When Good Songs Go Bad

It’s a common tale: as a youngster your song was full of promise and potential. But as it grew it lost its way. Too many bad influences, too many poor choices. Drugs. Booze. A neck tattoo. Now it’s got no job and no prospects. Your beautiful youngster didn’t become the productive song you envisioned it to be. What are you supposed to do now?

Send it to Military Camp
Most great songs are not written…they are re-written…and re-written…and re-written. They are forged into hits by people that have dedicated themselves to the craft. People that have sung melodies into their answering machines a thousand times, given up parties with friends to hammer out second verses, and lost sleep over single lines. To write like they do you must become disciplined. Constant. Strong, and willing to sacrifice.

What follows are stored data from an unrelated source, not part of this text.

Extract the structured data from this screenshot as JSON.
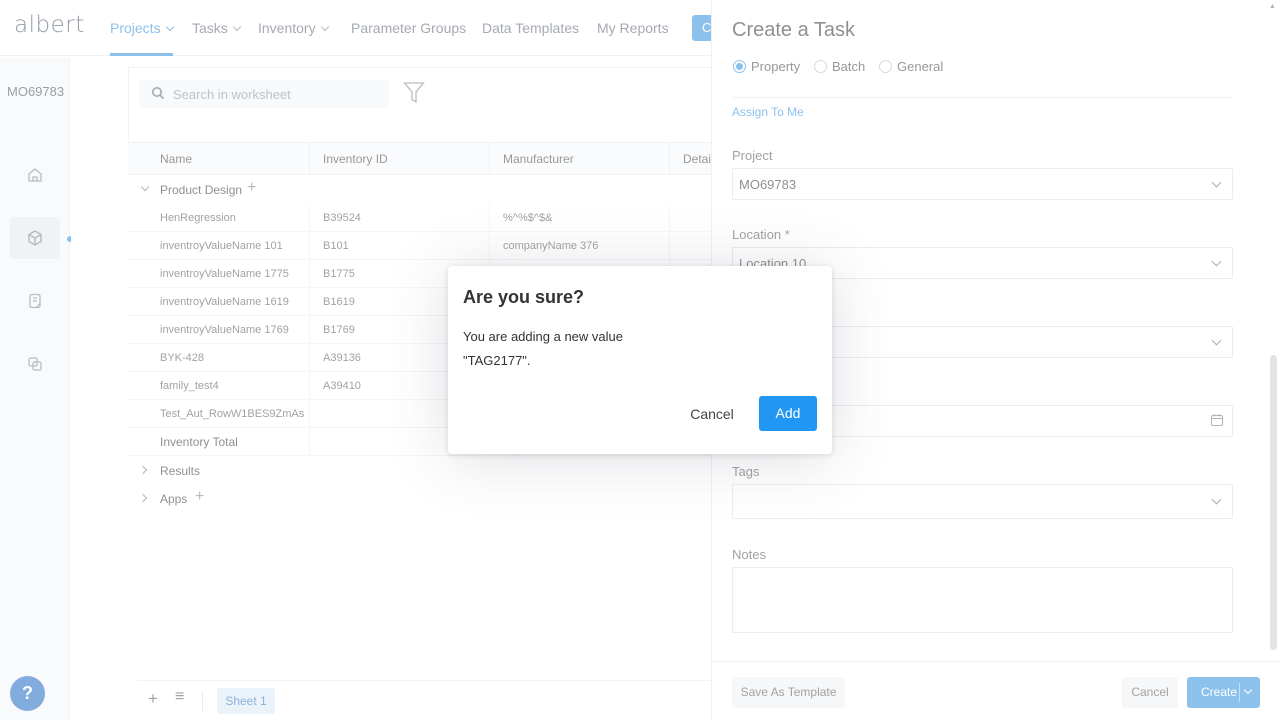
{
  "app": {
    "logo": "albert"
  },
  "nav": {
    "items": [
      {
        "label": "Projects",
        "active": true,
        "dropdown": true
      },
      {
        "label": "Tasks",
        "active": false,
        "dropdown": true
      },
      {
        "label": "Inventory",
        "active": false,
        "dropdown": true
      },
      {
        "label": "Parameter Groups",
        "active": false,
        "dropdown": false
      },
      {
        "label": "Data Templates",
        "active": false,
        "dropdown": false
      },
      {
        "label": "My Reports",
        "active": false,
        "dropdown": false
      }
    ],
    "create_button_glyph": "C"
  },
  "rail": {
    "project_id": "MO69783",
    "icons": [
      "home-icon",
      "cube-icon",
      "notebook-icon",
      "copy-icon"
    ],
    "help_label": "?"
  },
  "worksheet": {
    "search_placeholder": "Search in worksheet",
    "columns": [
      "Name",
      "Inventory ID",
      "Manufacturer",
      "Detail"
    ],
    "group": "Product Design",
    "rows": [
      {
        "name": "HenRegression",
        "id": "B39524",
        "manufacturer": "%^%$^$&"
      },
      {
        "name": "inventroyValueName 101",
        "id": "B101",
        "manufacturer": "companyName 376"
      },
      {
        "name": "inventroyValueName 1775",
        "id": "B1775",
        "manufacturer": ""
      },
      {
        "name": "inventroyValueName 1619",
        "id": "B1619",
        "manufacturer": ""
      },
      {
        "name": "inventroyValueName 1769",
        "id": "B1769",
        "manufacturer": ""
      },
      {
        "name": "BYK-428",
        "id": "A39136",
        "manufacturer": ""
      },
      {
        "name": "family_test4",
        "id": "A39410",
        "manufacturer": ""
      },
      {
        "name": "Test_Aut_RowW1BES9ZmAs",
        "id": "",
        "manufacturer": ""
      }
    ],
    "total_label": "Inventory Total",
    "sections": [
      "Results",
      "Apps"
    ],
    "sheet_tab": "Sheet 1"
  },
  "panel": {
    "title": "Create a Task",
    "task_types": [
      {
        "label": "Property",
        "checked": true
      },
      {
        "label": "Batch",
        "checked": false
      },
      {
        "label": "General",
        "checked": false
      }
    ],
    "assign_link": "Assign To Me",
    "project_label": "Project",
    "project_value": "MO69783",
    "location_label": "Location *",
    "location_value": "Location 10",
    "tags_label": "Tags",
    "notes_label": "Notes",
    "save_template": "Save As Template",
    "cancel": "Cancel",
    "create": "Create"
  },
  "modal": {
    "title": "Are you sure?",
    "message": "You are adding a new value",
    "value": "\"TAG2177\".",
    "cancel": "Cancel",
    "confirm": "Add"
  },
  "colors": {
    "accent": "#2f8fdd",
    "modal_button": "#2196f3",
    "help": "#1c67c4"
  }
}
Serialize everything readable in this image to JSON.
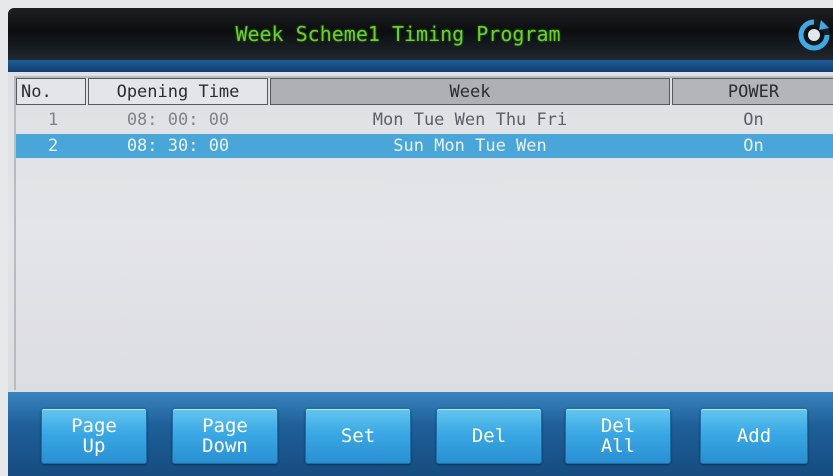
{
  "title": "Week Scheme1 Timing Program",
  "table": {
    "headers": {
      "no": "No.",
      "opening_time": "Opening Time",
      "week": "Week",
      "power": "POWER"
    },
    "rows": [
      {
        "no": "1",
        "time": "08: 00: 00",
        "week": "Mon Tue Wen Thu Fri",
        "power": "On",
        "selected": false
      },
      {
        "no": "2",
        "time": "08: 30: 00",
        "week": "Sun Mon Tue Wen",
        "power": "On",
        "selected": true
      }
    ]
  },
  "toolbar": {
    "page_up": "Page\nUp",
    "page_down": "Page\nDown",
    "set": "Set",
    "del": "Del",
    "del_all": "Del\nAll",
    "add": "Add"
  },
  "icons": {
    "refresh": "refresh-icon"
  },
  "colors": {
    "title_text": "#6ccf2b",
    "selected_row": "#4aa6d8",
    "button": "#3aa8e4",
    "toolbar": "#1f5f99"
  }
}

If your song has lost its way, put in the hard yards. Songwriting is, after all, work. Set aside time every day to write, and defend it with vigilance and passion. Refuse to accept anything but your best effort. Correct your misguided song by putting it in an environment where it will become the best it can be.

Help It Find Its Own Way
Accept that not every song will end up the way you thought it would when you started. We’re not following a recipe here. We aren’t baking cookies. We are trying to tap into that great cosmic connection called Creativity and discover something new. This means we must be open to crazy ideas and unexpected inspirations that take us in new directions.

Every song is different, and has different needs. When your song needs to follow its own path, prepare to be patient - sometimes for years. In the mean time be observant. Think like a songwriter. Wait for the proper influences and guidance to arrive. Most of all, don’t judge. Just because the song isn’t turning out like you expected doesn’t mean it’s bad. In fact, the opposite is probably true. You are pushing your boundaries and breaking new creative ground.

Let It Go
Sometimes a song is simply a lost cause. If you’ve nursed one along long enough to become personally attached to it this can be heartbreaking. It’s an “Old Yeller” moment. It feels like failure. It is not. Every song, good or bad, has its own lessons to teach. In fact I would argue I’ve learned more about the craft of songwriting from my failures than my successes.

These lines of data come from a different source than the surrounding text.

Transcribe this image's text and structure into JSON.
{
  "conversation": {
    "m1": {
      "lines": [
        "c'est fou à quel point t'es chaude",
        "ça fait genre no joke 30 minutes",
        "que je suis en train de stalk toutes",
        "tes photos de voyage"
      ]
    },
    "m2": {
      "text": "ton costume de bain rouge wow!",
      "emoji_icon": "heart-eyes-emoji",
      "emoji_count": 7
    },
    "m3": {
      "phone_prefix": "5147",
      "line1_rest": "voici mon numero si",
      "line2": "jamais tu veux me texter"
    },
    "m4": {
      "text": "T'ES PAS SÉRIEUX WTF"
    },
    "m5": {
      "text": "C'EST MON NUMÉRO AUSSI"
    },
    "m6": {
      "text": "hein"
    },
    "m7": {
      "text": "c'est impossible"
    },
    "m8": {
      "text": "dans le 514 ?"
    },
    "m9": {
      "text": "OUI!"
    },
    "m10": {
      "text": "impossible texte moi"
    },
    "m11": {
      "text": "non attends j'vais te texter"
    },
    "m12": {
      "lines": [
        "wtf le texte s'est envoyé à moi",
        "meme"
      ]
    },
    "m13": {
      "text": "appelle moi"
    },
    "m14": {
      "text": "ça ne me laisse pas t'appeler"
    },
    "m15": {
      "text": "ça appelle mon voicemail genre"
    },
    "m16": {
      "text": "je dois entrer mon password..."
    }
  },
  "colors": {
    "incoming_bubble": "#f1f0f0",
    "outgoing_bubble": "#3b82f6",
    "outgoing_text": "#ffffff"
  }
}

The more songs you write, the easier it will become for you to recognize the bad ones early on. You will learn to spot the tell-tale signs like words in key places that don’t rhyme well, or melodies that refuse to go anywhere. When you do, you will be faced with a choice: use your knowledge of the craft to redirect the song (or perhaps salvage the parts and use them in something else), or simply abandon it. If your song has completely lost its way, let it go. Release your ideas back to that great cosmic connection called Creativity, and have faith that more, better ideas will come your way in the future.